Sport jokes
When men watch football but not the women's version maybe there.
Why can't an orphan play baseball?
Because it could not find home.
Why do orphans play baseball?
So they can touch home.
Why can't orphans play baseball?
Because they can't find their way home.
Why can't orphans play baseball?
'Cause they can't go home.
Why can't orphans play baseball?
Because they can't make it a home run.
Baseball ⚾️ is fun.
Why do you think China should have a baseball team?
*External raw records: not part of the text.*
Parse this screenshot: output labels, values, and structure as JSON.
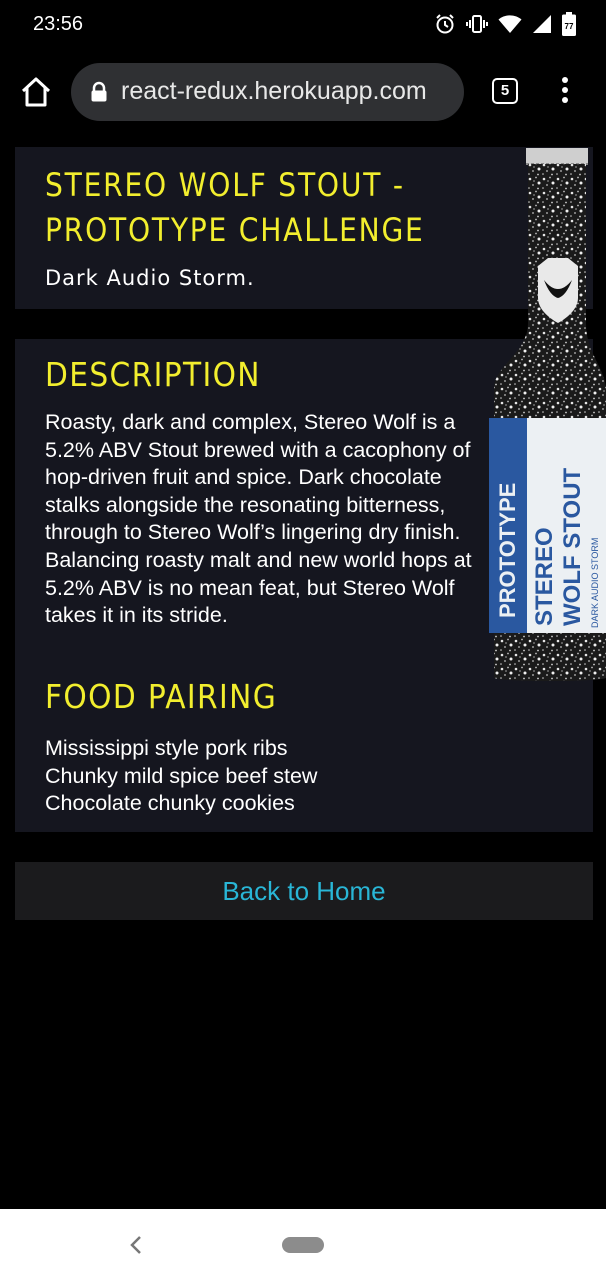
{
  "status_bar": {
    "time": "23:56",
    "battery_level": "77",
    "icons": [
      "alarm-icon",
      "vibrate-icon",
      "wifi-icon",
      "signal-icon",
      "battery-icon"
    ]
  },
  "browser": {
    "url": "react-redux.herokuapp.com",
    "tab_count": "5",
    "icons": [
      "home-icon",
      "lock-icon",
      "tabs-icon",
      "more-vert-icon"
    ]
  },
  "beer": {
    "name": "STEREO WOLF STOUT - PROTOTYPE CHALLENGE",
    "tagline": "Dark Audio Storm.",
    "description_heading": "DESCRIPTION",
    "description": "Roasty, dark and complex, Stereo Wolf is a 5.2% ABV Stout brewed with a cacophony of hop-driven fruit and spice. Dark chocolate stalks alongside the resonating bitterness, through to Stereo Wolf’s lingering dry finish. Balancing roasty malt and new world hops at 5.2% ABV is no mean feat, but Stereo Wolf takes it in its stride.",
    "food_pairing_heading": "FOOD PAIRING",
    "food_pairing": [
      "Mississippi style pork ribs",
      "Chunky mild spice beef stew",
      "Chocolate chunky cookies"
    ],
    "bottle_label": {
      "prototype": "PROTOTYPE",
      "line1": "STEREO",
      "line2": "WOLF STOUT",
      "side_text": "DARK AUDIO STORM"
    }
  },
  "actions": {
    "back_home": "Back to Home"
  },
  "colors": {
    "accent_yellow": "#f2ee2e",
    "link_blue": "#29b6d6",
    "card_bg": "#15161f",
    "page_bg": "#000000"
  }
}
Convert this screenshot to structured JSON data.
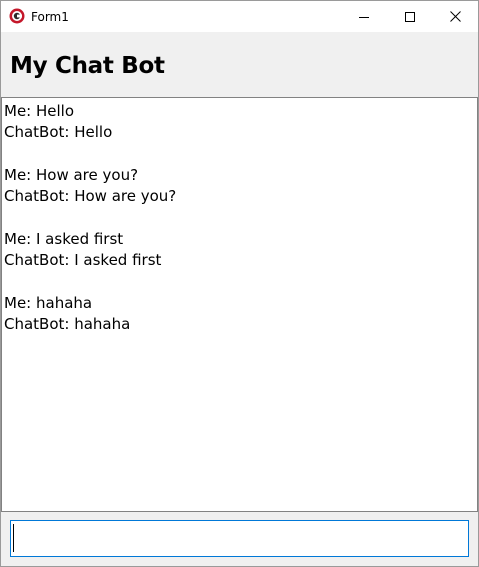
{
  "window": {
    "title": "Form1"
  },
  "header": {
    "title": "My Chat Bot"
  },
  "chat": {
    "exchanges": [
      {
        "me": "Me: Hello",
        "bot": "ChatBot: Hello"
      },
      {
        "me": "Me: How are you?",
        "bot": "ChatBot: How are you?"
      },
      {
        "me": "Me: I asked first",
        "bot": "ChatBot: I asked first"
      },
      {
        "me": "Me: hahaha",
        "bot": "ChatBot: hahaha"
      }
    ]
  },
  "input": {
    "value": ""
  },
  "colors": {
    "titlebar_bg": "#ffffff",
    "window_bg": "#f0f0f0",
    "focus_border": "#0078d7",
    "icon_red": "#c4172a"
  },
  "icons": {
    "app": "app-icon",
    "minimize": "minimize-icon",
    "maximize": "maximize-icon",
    "close": "close-icon"
  }
}
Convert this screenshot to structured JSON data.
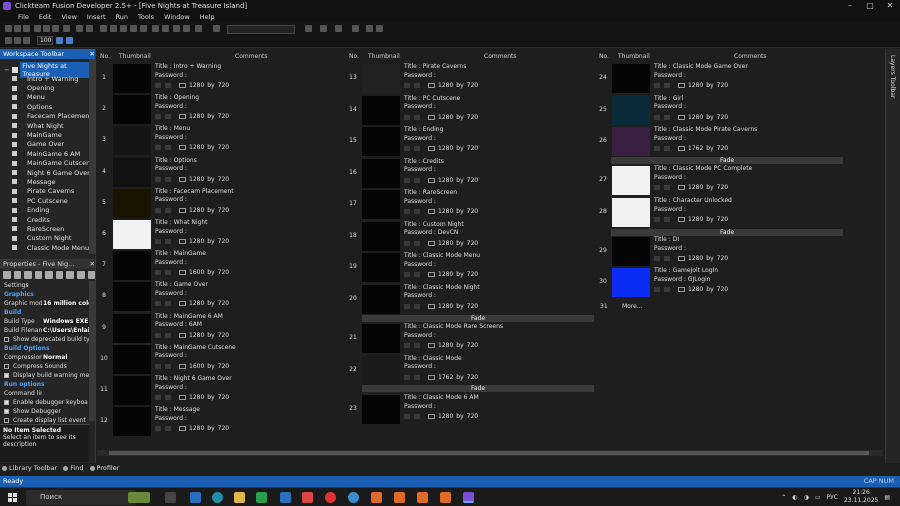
{
  "window": {
    "title": "Clickteam Fusion Developer 2.5+ - [Five Nights at Treasure Island]"
  },
  "menu": [
    "File",
    "Edit",
    "View",
    "Insert",
    "Run",
    "Tools",
    "Window",
    "Help"
  ],
  "toolbar": {
    "zoom": "100"
  },
  "workspace": {
    "title": "Workspace Toolbar",
    "root": "Five Nights at Treasure",
    "items": [
      "Intro + Warning",
      "Opening",
      "Menu",
      "Options",
      "Facecam Placement",
      "What Night",
      "MainGame",
      "Game Over",
      "MainGame 6 AM",
      "MainGame Cutscene",
      "Night 6 Game Over",
      "Message",
      "Pirate Caverns",
      "PC Cutscene",
      "Ending",
      "Credits",
      "RareScreen",
      "Custom Night",
      "Classic Mode Menu"
    ]
  },
  "properties": {
    "title": "Properties - Five Nig...",
    "rows": [
      {
        "type": "plain",
        "key": "Settings"
      },
      {
        "type": "sec",
        "key": "Graphics"
      },
      {
        "type": "kv",
        "key": "Graphic mod",
        "value": "16 million colo"
      },
      {
        "type": "sec",
        "key": "Build"
      },
      {
        "type": "kv",
        "key": "Build Type",
        "value": "Windows EXE"
      },
      {
        "type": "kv",
        "key": "Build Filenam",
        "value": "C:\\Users\\Enlai"
      },
      {
        "type": "cb",
        "key": "Show deprecated build ty",
        "checked": false
      },
      {
        "type": "sec",
        "key": "Build Options"
      },
      {
        "type": "kv",
        "key": "Compression",
        "value": "Normal"
      },
      {
        "type": "cb",
        "key": "Compress Sounds",
        "checked": false
      },
      {
        "type": "cb",
        "key": "Display build warning me",
        "checked": true
      },
      {
        "type": "sec",
        "key": "Run options"
      },
      {
        "type": "kv",
        "key": "Command lin",
        "value": ""
      },
      {
        "type": "cb",
        "key": "Enable debugger keyboa",
        "checked": true
      },
      {
        "type": "cb",
        "key": "Show Debugger",
        "checked": true
      },
      {
        "type": "cb",
        "key": "Create display list event",
        "checked": false
      }
    ],
    "desc_title": "No Item Selected",
    "desc_text": "Select an item to see its description"
  },
  "bottom_tabs": [
    "Library Toolbar",
    "Find",
    "Profiler"
  ],
  "columns": {
    "no": "No.",
    "thumb": "Thumbnail",
    "comments": "Comments"
  },
  "labels": {
    "title": "Title : ",
    "password": "Password : ",
    "by": "by"
  },
  "frames": [
    {
      "no": "1",
      "title": "Intro + Warning",
      "w": "1280",
      "h": "720"
    },
    {
      "no": "2",
      "title": "Opening",
      "w": "1280",
      "h": "720"
    },
    {
      "no": "3",
      "title": "Menu",
      "w": "1280",
      "h": "720"
    },
    {
      "no": "4",
      "title": "Options",
      "w": "1280",
      "h": "720"
    },
    {
      "no": "5",
      "title": "Facecam Placement",
      "w": "1280",
      "h": "720"
    },
    {
      "no": "6",
      "title": "What Night",
      "w": "1280",
      "h": "720"
    },
    {
      "no": "7",
      "title": "MainGame",
      "w": "1600",
      "h": "720"
    },
    {
      "no": "8",
      "title": "Game Over",
      "w": "1280",
      "h": "720"
    },
    {
      "no": "9",
      "title": "MainGame 6 AM",
      "password": "6AM",
      "w": "1280",
      "h": "720"
    },
    {
      "no": "10",
      "title": "MainGame Cutscene",
      "w": "1600",
      "h": "720"
    },
    {
      "no": "11",
      "title": "Night 6 Game Over",
      "w": "1280",
      "h": "720"
    },
    {
      "no": "12",
      "title": "Message",
      "w": "1280",
      "h": "720"
    },
    {
      "no": "13",
      "title": "Pirate Caverns",
      "w": "1280",
      "h": "720"
    },
    {
      "no": "14",
      "title": "PC Cutscene",
      "w": "1280",
      "h": "720"
    },
    {
      "no": "15",
      "title": "Ending",
      "w": "1280",
      "h": "720"
    },
    {
      "no": "16",
      "title": "Credits",
      "w": "1280",
      "h": "720"
    },
    {
      "no": "17",
      "title": "RareScreen",
      "w": "1280",
      "h": "720"
    },
    {
      "no": "18",
      "title": "Custom Night",
      "password": "DevCN",
      "w": "1280",
      "h": "720"
    },
    {
      "no": "19",
      "title": "Classic Mode Menu",
      "w": "1280",
      "h": "720"
    },
    {
      "no": "20",
      "title": "Classic Mode Night",
      "w": "1280",
      "h": "720"
    },
    {
      "no": "21",
      "title": "Classic Mode Rare Screens",
      "w": "1280",
      "h": "720"
    },
    {
      "no": "22",
      "title": "Classic Mode",
      "w": "1762",
      "h": "720"
    },
    {
      "no": "23",
      "title": "Classic Mode 6 AM",
      "w": "1280",
      "h": "720"
    },
    {
      "no": "24",
      "title": "Classic Mode Game Over",
      "w": "1280",
      "h": "720"
    },
    {
      "no": "25",
      "title": "Girl",
      "w": "1280",
      "h": "720"
    },
    {
      "no": "26",
      "title": "Classic Mode Pirate Caverns",
      "w": "1762",
      "h": "720"
    },
    {
      "no": "27",
      "title": "Classic Mode PC Complete",
      "w": "1280",
      "h": "720"
    },
    {
      "no": "28",
      "title": "Character Unlocked",
      "w": "1280",
      "h": "720"
    },
    {
      "no": "29",
      "title": "DI",
      "w": "1280",
      "h": "720"
    },
    {
      "no": "30",
      "title": "GameJolt LogIn",
      "password": "GJLogin",
      "w": "1280",
      "h": "720"
    }
  ],
  "fade_label": "Fade",
  "more_label": "More...",
  "more_no": "31",
  "right_toolbar": "Layers Toolbar",
  "status": {
    "text": "Ready",
    "right": "CAP NUM"
  },
  "taskbar": {
    "search": "Поиск",
    "lang": "РУС",
    "time": "21:26",
    "date": "23.11.2025"
  },
  "colors": {
    "accent": "#1a5fb4",
    "bg": "#1e1e1e"
  }
}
They can destroy the entire world with a single bat.
What’s better than winning gold at the Paralympics?
Walking.
Kobe likes his shoes like the way he died.
Air.
Why does Barry Bannan laugh when he plays football?
Because the grass tickles his balls because he's so short.
What do you say to a foot that got beaten at everything?
De-feeted (Defeated)
Why can't orphans play baseball?
Because they can't find home.
Tyson?
Top 1 best football player 🏈 in the world.
“The guy who tackles the Make-A-Wish kid!”
Why does it get hot after a baseball game?
'Cause all the fans have left.
You signed up for football, but you're no good.
Why can’t orphans play baseball?
Because they can’t get a home run.
Conor MacGregor to Poirier: "Your wife is your husband!"
(After the fight, or should I say after the fracture.)
Poirier: Really, bitch?
Did you know that big black dicks can be weapons and can kill people?
Floyd Mayweather proved it when he gave it to Logan Paul in the ass.